Peter was skimming the copy of the letter she’d printed from microfiche. “All very mysterious on Nicolson’s part. And rather menacing, don’t you think? I know what you’ve done, Maynard, me lad, and so does Virginia. Only, what’d he do? Who was the young Dutchman? And why should Harold or Keynes care that the fellow was dead?”
“Because Keynes was involved,” Jo suggested. She was feeling her way through the density of Harold Nicolson’s language. “Remember Vanessa Bell’s mural — Virgin and Apostle. Keynes begging forgiveness, from a figure that could be Virginia. Keynes must have had a part in something that happened before she left her husband — something that haunted her, maybe even the thing that drove her away, in the end. A few days later, she confided in Harold Nicolson; and he sent off this letter.”
“It’s a threat, isn’t it, from first to last? He might almost have said: Harm her, and we publish.”
“Except that he was too well-mannered. Invoking his wife. Apologizing for Virginia’s nuttiness. And then throwing down his glove — ”
“Only to fail.” Peter’s expression was uneasy. “Because if you’re right — and she didn’t go into that river of her own accord — ”
Dread curled in the pit of Jo’s stomach. “Why did she go to Harold Nicolson in the first place — Why couldn’t her husband protect her?”
“Because Leonard Woolf was one of Keynes’s ‘Cambridge friends,’” Peter said patiently. “Leonard was an Apostle, remember?”
Ivy Gupta’s slim brown form appeared in the doorway; she did not speak, but the very blandness of her expression was a summons.
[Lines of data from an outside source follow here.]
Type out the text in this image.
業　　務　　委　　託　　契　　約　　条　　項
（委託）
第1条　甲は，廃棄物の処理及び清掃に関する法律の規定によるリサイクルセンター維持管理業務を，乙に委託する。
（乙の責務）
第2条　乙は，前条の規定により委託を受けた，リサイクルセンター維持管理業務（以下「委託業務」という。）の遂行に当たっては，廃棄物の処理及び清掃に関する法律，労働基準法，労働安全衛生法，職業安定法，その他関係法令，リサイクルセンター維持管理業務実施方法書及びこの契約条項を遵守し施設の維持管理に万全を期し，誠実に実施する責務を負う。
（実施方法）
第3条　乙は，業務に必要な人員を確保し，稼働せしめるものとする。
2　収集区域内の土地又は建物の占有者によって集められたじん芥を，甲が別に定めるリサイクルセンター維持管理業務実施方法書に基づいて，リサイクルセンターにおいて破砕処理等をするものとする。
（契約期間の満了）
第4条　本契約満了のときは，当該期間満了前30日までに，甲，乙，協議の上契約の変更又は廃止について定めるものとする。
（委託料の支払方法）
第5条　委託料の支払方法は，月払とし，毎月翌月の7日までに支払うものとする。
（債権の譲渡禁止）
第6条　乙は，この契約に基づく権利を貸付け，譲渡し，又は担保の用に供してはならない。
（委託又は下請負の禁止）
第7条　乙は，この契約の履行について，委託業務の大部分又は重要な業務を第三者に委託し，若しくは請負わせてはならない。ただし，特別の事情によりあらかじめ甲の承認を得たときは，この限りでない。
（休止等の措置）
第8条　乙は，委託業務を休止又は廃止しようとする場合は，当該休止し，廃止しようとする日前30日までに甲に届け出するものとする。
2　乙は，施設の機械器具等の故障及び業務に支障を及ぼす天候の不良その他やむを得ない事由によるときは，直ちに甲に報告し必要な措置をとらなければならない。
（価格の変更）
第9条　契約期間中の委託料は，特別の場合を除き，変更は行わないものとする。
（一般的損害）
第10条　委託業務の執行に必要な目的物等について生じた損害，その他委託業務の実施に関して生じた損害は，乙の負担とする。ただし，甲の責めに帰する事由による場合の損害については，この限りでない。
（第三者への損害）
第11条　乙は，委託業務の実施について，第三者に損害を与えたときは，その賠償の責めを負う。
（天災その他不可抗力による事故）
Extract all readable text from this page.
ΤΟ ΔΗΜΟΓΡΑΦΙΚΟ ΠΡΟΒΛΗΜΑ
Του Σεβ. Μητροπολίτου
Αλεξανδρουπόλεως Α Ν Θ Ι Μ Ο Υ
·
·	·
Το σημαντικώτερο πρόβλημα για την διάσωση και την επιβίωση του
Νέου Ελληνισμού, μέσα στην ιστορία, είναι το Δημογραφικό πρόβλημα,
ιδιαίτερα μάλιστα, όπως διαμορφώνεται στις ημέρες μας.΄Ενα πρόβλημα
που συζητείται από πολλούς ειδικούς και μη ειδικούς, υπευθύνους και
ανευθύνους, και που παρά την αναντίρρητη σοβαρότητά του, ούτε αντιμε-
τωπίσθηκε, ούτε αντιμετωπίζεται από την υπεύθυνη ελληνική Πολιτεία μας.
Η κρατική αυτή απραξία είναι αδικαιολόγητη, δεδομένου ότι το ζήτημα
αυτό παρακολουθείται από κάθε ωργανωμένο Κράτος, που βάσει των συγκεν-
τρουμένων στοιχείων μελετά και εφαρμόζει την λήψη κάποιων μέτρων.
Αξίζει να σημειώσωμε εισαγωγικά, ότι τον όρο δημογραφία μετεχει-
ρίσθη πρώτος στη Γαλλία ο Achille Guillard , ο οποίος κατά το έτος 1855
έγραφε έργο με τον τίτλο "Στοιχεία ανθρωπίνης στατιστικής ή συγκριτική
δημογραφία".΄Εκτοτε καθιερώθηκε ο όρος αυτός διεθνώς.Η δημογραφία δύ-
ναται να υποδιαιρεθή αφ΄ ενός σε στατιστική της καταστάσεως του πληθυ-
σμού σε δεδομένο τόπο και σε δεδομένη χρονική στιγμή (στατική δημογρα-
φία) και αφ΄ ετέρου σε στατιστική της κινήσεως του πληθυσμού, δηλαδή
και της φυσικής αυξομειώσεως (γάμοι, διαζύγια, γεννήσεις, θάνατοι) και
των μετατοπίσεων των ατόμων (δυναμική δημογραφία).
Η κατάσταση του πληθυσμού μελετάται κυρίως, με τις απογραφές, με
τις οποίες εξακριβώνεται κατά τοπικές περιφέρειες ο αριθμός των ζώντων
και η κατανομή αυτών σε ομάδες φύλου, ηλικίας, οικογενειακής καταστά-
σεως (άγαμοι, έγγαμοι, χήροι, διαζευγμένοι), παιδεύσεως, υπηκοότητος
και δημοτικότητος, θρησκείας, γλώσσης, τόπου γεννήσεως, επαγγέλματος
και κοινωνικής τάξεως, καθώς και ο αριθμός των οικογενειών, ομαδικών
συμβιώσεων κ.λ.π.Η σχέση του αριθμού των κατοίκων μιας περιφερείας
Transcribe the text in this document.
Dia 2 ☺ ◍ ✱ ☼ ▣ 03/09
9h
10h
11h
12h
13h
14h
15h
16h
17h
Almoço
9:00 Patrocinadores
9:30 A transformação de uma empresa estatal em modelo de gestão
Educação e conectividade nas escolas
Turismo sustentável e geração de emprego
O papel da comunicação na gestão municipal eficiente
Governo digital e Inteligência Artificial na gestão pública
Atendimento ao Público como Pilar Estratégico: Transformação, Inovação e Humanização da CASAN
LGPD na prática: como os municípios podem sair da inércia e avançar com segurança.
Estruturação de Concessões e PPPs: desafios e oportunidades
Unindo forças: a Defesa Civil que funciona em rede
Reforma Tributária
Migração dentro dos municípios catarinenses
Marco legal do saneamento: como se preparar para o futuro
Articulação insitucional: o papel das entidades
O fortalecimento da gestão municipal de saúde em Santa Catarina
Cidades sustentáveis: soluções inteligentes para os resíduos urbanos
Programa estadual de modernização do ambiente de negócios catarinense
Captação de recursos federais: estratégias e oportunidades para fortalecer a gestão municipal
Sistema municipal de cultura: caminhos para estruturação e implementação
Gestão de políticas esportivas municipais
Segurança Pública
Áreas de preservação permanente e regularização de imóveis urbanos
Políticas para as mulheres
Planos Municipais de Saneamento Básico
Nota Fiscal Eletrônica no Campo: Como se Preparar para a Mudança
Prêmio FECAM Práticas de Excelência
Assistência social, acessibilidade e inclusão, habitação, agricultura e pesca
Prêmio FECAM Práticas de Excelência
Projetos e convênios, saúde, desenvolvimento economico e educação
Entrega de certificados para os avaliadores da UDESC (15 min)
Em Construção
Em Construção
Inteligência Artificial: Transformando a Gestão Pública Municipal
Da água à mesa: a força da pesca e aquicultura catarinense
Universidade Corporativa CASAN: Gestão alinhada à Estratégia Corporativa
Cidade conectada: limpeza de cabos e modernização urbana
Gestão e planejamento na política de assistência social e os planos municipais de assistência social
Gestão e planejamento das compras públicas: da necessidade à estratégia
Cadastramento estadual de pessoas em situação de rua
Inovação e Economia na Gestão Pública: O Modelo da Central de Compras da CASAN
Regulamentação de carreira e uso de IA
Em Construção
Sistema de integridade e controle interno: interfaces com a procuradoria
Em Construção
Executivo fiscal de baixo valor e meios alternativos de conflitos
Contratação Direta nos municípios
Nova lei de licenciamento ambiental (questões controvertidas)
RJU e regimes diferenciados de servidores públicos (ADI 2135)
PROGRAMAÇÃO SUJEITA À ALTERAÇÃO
The Archive was closing.
Peter ignored the librarian. “Did you notice this faint handwriting at the foot of the letter?” He held the copy of the letter under the desk lamp that anchored one end of the research table. “It’s not the same as Nicolson’s. Much more crabbed. Can you make it out?”
Ms. Gupta cleared her throat warningly.
“I think that word is burned,” Jo suggested.
“Burned? Possibly… What about buried? Yes, I’m almost certain it’s buried. Buried Rodmell April. Now what does that mean? If it’s Keynes’s hand — ”
“Then he was closing the file, so to speak,” Jo said thoughtfully. “Keynes buried something at Rodmell in April. Where’s Rodmell? It sounds familiar.”
“It should. Virginia lived there. I told you. A place called Monk’s House. It’s not far from Charleston.”